Was tun bei einer Mittelohrentzündung?

Mittelohrentzündung bei einem Kind © tung256

Eine Mittelohrentzündung selbst ist nicht ansteckend. Ansteckend ist allerdings die Erkältung, welche dieser in aller Regel vorausgeht. Ob diese Keime beim infizierten Kind nur Husten und Schnupfen oder dann wiederum eine Mittelohrentzündung hervorrufen, ist individuell unterschiedlich. Was tun gegen eine Mittelohrentzündung? Können Antibiotika helfen? Bei Ohrenschmerzen sollten Sie mit Ihrem Kind den Arzt aufsuchen.
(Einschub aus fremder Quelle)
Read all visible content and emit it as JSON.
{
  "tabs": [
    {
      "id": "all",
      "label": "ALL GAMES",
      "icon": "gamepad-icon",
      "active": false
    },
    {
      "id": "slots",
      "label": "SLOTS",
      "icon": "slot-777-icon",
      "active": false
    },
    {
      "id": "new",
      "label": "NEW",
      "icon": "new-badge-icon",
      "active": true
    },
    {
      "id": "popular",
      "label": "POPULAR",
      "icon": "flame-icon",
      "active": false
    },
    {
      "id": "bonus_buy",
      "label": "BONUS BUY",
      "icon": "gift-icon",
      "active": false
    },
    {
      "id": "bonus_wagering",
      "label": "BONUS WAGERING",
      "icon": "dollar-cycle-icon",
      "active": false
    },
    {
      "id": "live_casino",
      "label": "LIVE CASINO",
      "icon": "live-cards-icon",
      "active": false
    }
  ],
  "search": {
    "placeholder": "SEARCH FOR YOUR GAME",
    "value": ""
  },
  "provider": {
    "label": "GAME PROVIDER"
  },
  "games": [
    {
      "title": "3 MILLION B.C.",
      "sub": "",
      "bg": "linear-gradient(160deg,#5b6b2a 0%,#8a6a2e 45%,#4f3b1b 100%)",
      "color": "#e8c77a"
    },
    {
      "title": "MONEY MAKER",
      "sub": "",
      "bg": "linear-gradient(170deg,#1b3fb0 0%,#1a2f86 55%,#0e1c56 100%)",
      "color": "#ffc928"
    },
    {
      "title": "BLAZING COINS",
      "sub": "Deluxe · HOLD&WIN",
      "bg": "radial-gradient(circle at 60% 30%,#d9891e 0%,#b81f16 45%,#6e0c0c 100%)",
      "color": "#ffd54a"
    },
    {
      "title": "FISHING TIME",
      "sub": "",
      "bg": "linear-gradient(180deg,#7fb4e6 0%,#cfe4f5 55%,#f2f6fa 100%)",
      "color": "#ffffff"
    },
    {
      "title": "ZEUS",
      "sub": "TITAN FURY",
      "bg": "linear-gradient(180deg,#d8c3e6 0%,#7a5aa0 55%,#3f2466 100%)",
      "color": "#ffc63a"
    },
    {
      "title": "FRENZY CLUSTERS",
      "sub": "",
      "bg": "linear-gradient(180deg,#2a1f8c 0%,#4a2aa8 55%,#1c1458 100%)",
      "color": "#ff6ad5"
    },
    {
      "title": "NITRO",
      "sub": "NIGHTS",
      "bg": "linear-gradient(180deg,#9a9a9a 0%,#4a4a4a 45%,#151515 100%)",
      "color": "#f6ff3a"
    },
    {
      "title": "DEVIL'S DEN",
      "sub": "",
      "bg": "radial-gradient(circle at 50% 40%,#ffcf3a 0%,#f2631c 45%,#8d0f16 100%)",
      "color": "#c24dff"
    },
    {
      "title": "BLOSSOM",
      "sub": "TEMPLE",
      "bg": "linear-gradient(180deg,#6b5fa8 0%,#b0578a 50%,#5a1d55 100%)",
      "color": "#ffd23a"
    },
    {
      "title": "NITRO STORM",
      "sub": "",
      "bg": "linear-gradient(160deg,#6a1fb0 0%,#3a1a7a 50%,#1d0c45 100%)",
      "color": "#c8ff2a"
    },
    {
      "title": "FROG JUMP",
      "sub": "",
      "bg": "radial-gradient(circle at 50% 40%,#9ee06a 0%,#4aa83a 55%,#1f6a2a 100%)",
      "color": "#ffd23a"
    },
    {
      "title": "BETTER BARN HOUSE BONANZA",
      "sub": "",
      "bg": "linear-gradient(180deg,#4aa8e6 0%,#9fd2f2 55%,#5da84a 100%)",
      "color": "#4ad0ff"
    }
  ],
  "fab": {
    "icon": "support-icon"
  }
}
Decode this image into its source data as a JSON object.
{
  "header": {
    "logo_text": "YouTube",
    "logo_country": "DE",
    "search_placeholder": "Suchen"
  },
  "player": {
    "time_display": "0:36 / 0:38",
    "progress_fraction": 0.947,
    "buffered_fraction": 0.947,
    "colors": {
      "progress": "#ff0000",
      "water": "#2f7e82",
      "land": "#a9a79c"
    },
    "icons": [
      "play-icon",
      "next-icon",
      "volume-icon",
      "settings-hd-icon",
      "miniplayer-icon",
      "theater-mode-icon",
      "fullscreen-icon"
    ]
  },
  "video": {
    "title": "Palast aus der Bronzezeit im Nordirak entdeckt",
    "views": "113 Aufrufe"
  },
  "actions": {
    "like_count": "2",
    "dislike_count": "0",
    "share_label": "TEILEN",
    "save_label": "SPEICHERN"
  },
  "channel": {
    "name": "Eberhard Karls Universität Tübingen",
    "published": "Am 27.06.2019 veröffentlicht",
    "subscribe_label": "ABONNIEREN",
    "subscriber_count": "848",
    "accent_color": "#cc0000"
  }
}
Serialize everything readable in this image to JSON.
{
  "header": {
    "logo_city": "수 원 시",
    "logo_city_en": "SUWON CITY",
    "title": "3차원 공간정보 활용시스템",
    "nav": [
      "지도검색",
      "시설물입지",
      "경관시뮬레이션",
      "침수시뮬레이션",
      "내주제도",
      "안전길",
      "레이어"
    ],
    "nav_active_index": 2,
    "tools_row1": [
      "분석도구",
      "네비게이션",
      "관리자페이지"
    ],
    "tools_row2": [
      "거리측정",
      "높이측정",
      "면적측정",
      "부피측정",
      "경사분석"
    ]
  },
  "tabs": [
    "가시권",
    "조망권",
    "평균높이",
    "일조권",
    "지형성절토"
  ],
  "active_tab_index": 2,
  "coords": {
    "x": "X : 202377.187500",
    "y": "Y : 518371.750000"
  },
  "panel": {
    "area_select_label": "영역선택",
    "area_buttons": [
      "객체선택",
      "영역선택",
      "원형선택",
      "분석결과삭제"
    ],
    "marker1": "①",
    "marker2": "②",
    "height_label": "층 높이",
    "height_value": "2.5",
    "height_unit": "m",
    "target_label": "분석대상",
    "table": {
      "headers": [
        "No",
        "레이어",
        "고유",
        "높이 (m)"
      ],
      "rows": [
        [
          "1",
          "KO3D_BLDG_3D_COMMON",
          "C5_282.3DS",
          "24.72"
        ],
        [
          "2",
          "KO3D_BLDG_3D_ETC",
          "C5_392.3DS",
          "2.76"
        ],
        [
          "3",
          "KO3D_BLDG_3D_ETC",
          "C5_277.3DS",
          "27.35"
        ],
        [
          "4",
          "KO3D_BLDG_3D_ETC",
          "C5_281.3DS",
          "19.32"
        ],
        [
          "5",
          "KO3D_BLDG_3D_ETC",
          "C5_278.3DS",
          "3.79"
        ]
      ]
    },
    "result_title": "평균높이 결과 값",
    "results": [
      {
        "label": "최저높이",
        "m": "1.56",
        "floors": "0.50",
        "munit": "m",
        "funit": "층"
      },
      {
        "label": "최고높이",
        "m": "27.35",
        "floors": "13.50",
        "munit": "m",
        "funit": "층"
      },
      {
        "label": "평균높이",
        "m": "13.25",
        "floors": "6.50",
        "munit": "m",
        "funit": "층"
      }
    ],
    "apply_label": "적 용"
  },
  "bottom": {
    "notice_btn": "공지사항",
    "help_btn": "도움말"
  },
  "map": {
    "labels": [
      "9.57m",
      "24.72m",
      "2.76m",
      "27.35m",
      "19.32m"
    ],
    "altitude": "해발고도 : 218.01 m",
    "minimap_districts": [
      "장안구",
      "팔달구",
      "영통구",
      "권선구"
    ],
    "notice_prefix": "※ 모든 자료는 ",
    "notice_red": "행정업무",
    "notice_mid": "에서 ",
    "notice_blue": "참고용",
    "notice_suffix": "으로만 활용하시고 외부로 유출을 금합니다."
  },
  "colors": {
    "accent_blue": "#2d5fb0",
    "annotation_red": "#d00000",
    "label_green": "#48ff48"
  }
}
Der kann man einer einfachen Ohrenspiegelung feststellen, ob eine Mittelohrentzündung und ein Paukenerguss vorliegen.

Was hilft bei einer Mittelohrentzündung?

Fragen Sie den Arzt, ob Ihr Kind dem Kindergarten oder der Schule fernbleiben muss. Auf Schwimmen sollte einige Wochen verzichtet werden. Treten Mittelohrentzündungen immer wieder auf, sollte Chlorwasser gemieden werden. Meist wird der Arzt nach einem Monat das Ohr noch einmal untersuchen, um bleibende Störungen auszuschließen.

  • Ob zur Behandlung einer Mittelohrentzündung Antibiotika nötig sind, entscheidet der Arzt – je nach Untersuchungsbefund, Schmerzen, Alter und Allgemeinzustand. Man weiß mittlerweile, dass 4 von 5 akuten Mittelohrentzündungen von selbst abheilen. Studien haben gezeigt, dass Antibiotika zwar die Dauer der Schmerzen verkürzen (was auch mit Schmerzmitteln zu erreichen ist), den sonstigen Verlauf aber meist nicht nennenswert beeinflussen.
  • Gegen Schmerzen und Fieber im Rahmen einer Mittelohrentzündung helfen Schmerzmittel wie Ibuprofen-Saft oder Paracetamol-Zäpfchen.
  • Abschwellende Nasentropfen werden zwar hin und wieder verordnet; Studien konnten jedoch keinen Effekt bei der Mittelohrentzündung nachweisen.
  • Antibiotische Ohrentropfen sind bei intaktem Trommelfell wirkungslos, da sie nicht bis zum Mittelohr gelangen. Ist das Trommelfell entzündet, helfen allerdings betäubende Ohrentropfen gegen die Schmerzen.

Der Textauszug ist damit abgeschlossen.